Reps. Carol Miller (R-West Virginia) and Jared Golden (D-Maine) have reintroduced the Hospice Recertification Flexibility Act. If enacted, the bill would allow hospices to conduct face-to-face recertification visits via telehealth.
“As patients enter into hospice care, it’s important they can remain in the comfort of their own home as they receive treatment,” Miller said in a statement. “That’s why I am reintroducing the Hospice Recertification Flexibility Act to allow hospice providers to use telehealth to conduct the face-to-face visits required for hospice recertification. This bill will make it easier for hospice providers by extending access to telehealth as a way for them to continue offering critical care and to monitor the health of their patients.”
The U.S. Centers for Medicare & Medicaid Services (CMS) implemented telehealth recertifications on an emergency basis during the pandemic. Since then, expiration dates for that flexibility have been extended several times. Most recently, Congress moved the end date to March 31. It was previously set to terminate on Dec. 31, 2024.
The current bill would extend the flexibility through Dec. 31, 2027. It would also create a modifier to collect data on telehealth recertification visits and help ensure appropriate utilization.
“Hospice care exists to provide comfort and compassion during heartbreaking times. Virtual visits make those services accessible for more people, especially those in rural communities, for whom the nearest hospice facility may be far from home,” Golden said in a statement. “This is important, bipartisan work on behalf of families with more than enough on their plates, and I’m determined to see these telehealth provisions become law.”
Telehealth has enabled short-staffed hospice providers to address patient needs more quickly, provide extra layers of support and avoid unnecessary home visits. It has also helped them better reach patients in rural areas and hard-to-access locations.

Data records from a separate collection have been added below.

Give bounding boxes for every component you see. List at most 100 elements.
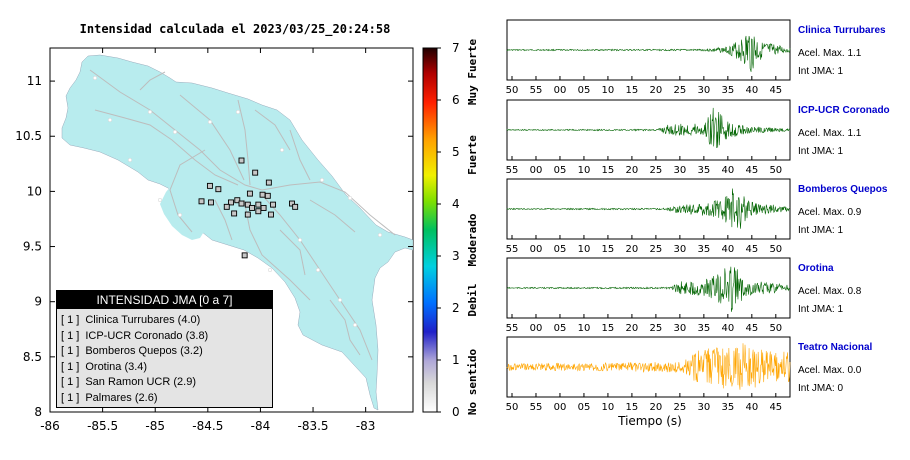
time-tick-label: 10 [578, 244, 591, 255]
time-tick-label: 15 [602, 165, 615, 176]
legend-item: [ 1 ] ICP-UCR Coronado (3.8) [61, 329, 272, 345]
time-tick-label: 25 [650, 165, 663, 176]
time-tick-label: 35 [697, 165, 710, 176]
station-marker [238, 200, 245, 207]
time-tick-label: 10 [602, 85, 615, 96]
time-tick-label: 15 [626, 402, 639, 413]
station-marker [208, 199, 214, 206]
station-marker [215, 186, 222, 193]
station-marker [244, 211, 251, 218]
lon-tick-label: -83 [356, 419, 376, 433]
waveform-xlabel: Tiempo (s) [618, 414, 682, 428]
station-name: Bomberos Quepos [798, 184, 888, 195]
legend-item-label: Orotina (3.4) [85, 360, 148, 373]
colorbar-tick-label: 7 [452, 41, 460, 55]
costa-rica-landmass [61, 54, 413, 411]
time-tick-label: 35 [721, 402, 734, 413]
station-marker [244, 201, 251, 208]
time-tick-label: 55 [506, 165, 519, 176]
time-tick-label: 10 [602, 402, 615, 413]
waveform-panel: 55 00 05 10 15 20 25 30 35 40 45 50 ICP-UCR Coronado… [506, 99, 890, 176]
station-jma: Int JMA: 1 [798, 66, 843, 77]
colorbar-band-label: Fuerte [466, 135, 479, 175]
time-tick-label: 00 [554, 85, 567, 96]
waveform-trace [506, 35, 791, 72]
legend-item-mark: [ 1 ] [61, 376, 80, 388]
waveform-trace [506, 188, 791, 229]
time-tick-label: 30 [697, 402, 710, 413]
legend-item-mark: [ 1 ] [61, 345, 80, 357]
time-tick-label: 00 [530, 244, 543, 255]
colorbar-tick-label: 6 [452, 93, 460, 107]
time-tick-label: 20 [626, 323, 639, 334]
colorbar-band-label: No sentido [466, 349, 479, 416]
station-accel: Acel. Max. 1.1 [798, 128, 862, 139]
colorbar-tick-label: 0 [452, 405, 460, 419]
time-tick-label: 20 [650, 85, 663, 96]
legend-item-mark: [ 1 ] [61, 391, 80, 404]
waveform-trace [506, 343, 791, 390]
time-tick-label: 35 [697, 244, 710, 255]
station-accel: Acel. Max. 0.0 [798, 365, 862, 376]
lat-tick-label: 10.5 [15, 129, 42, 143]
time-tick-label: 55 [506, 244, 519, 255]
colorbar-ticks: 7 6 5 4 3 2 1 0 [437, 41, 460, 419]
station-jma: Int JMA: 1 [798, 146, 843, 157]
waveform-trace [506, 107, 791, 149]
time-tick-label: 35 [721, 85, 734, 96]
time-tick-label: 50 [506, 85, 519, 96]
time-tick-label: 40 [745, 85, 758, 96]
time-tick-label: 30 [674, 244, 687, 255]
intensity-legend: INTENSIDAD JMA [0 a 7] [ 1 ] Clinica Turr… [56, 290, 273, 408]
legend-item: [ 1 ] Orotina (3.4) [61, 360, 272, 376]
waveform-panel: 55 00 05 10 15 20 25 30 35 40 45 50 Orotina Acel. Max… [506, 257, 862, 334]
time-tick-label: 05 [578, 402, 591, 413]
lon-tick-label: -86 [40, 419, 60, 433]
lon-tick-label: -85.5 [87, 419, 118, 433]
time-tick-label: 40 [745, 402, 758, 413]
station-marker [255, 201, 262, 208]
station-name: ICP-UCR Coronado [798, 105, 890, 116]
station-marker [238, 157, 245, 164]
time-tick-label: 45 [745, 165, 758, 176]
time-tick-label: 05 [554, 165, 567, 176]
time-tick-label: 30 [674, 323, 687, 334]
time-tick-label: 45 [769, 402, 782, 413]
time-tick-label: 10 [578, 323, 591, 334]
station-marker [223, 203, 230, 210]
time-tick-label: 55 [530, 85, 543, 96]
station-marker [292, 203, 299, 210]
lon-tick-label: -84.5 [192, 419, 223, 433]
lat-tick-label: 9.5 [23, 240, 42, 254]
waveform-panel: 55 00 05 10 15 20 25 30 35 40 45 50 Bomberos Quepos A… [506, 178, 888, 255]
lat-tick-label: 9 [34, 295, 42, 309]
time-tick-label: 20 [626, 244, 639, 255]
legend-item: [ 1 ] San Ramon UCR (2.9) [61, 375, 272, 391]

Many stakeholders want to see the flexibilities become permanent, but to date the U.S. Centers for Medicare & Medicaid Services (CMS) has given no indication that it would do so.
In a March 2024 hearing before the U.S. House Ways and Means Committee, then U.S. Health and Human Services (HHS) Secretary Xavier Becerra said that HHS was willing to make them permanent. However, he said this would require closer collaboration with state governments.
The National Alliance for Care at Home has endorsed the new bill.
“As a physician who spent a large portion of my early career making home visits, I cannot stress enough the importance of extending the [face-to-face] recertification flexibility for expanding access to care and ensuring efficient use of our precious clinical workforce,” said Alliance CEO Dr. Steve Landers. “Further, the Alliance supports the program integrity measures included in this bill to root out bad actors abusing the Medicare Hospice Benefit while still ensuring patient care is not limited.”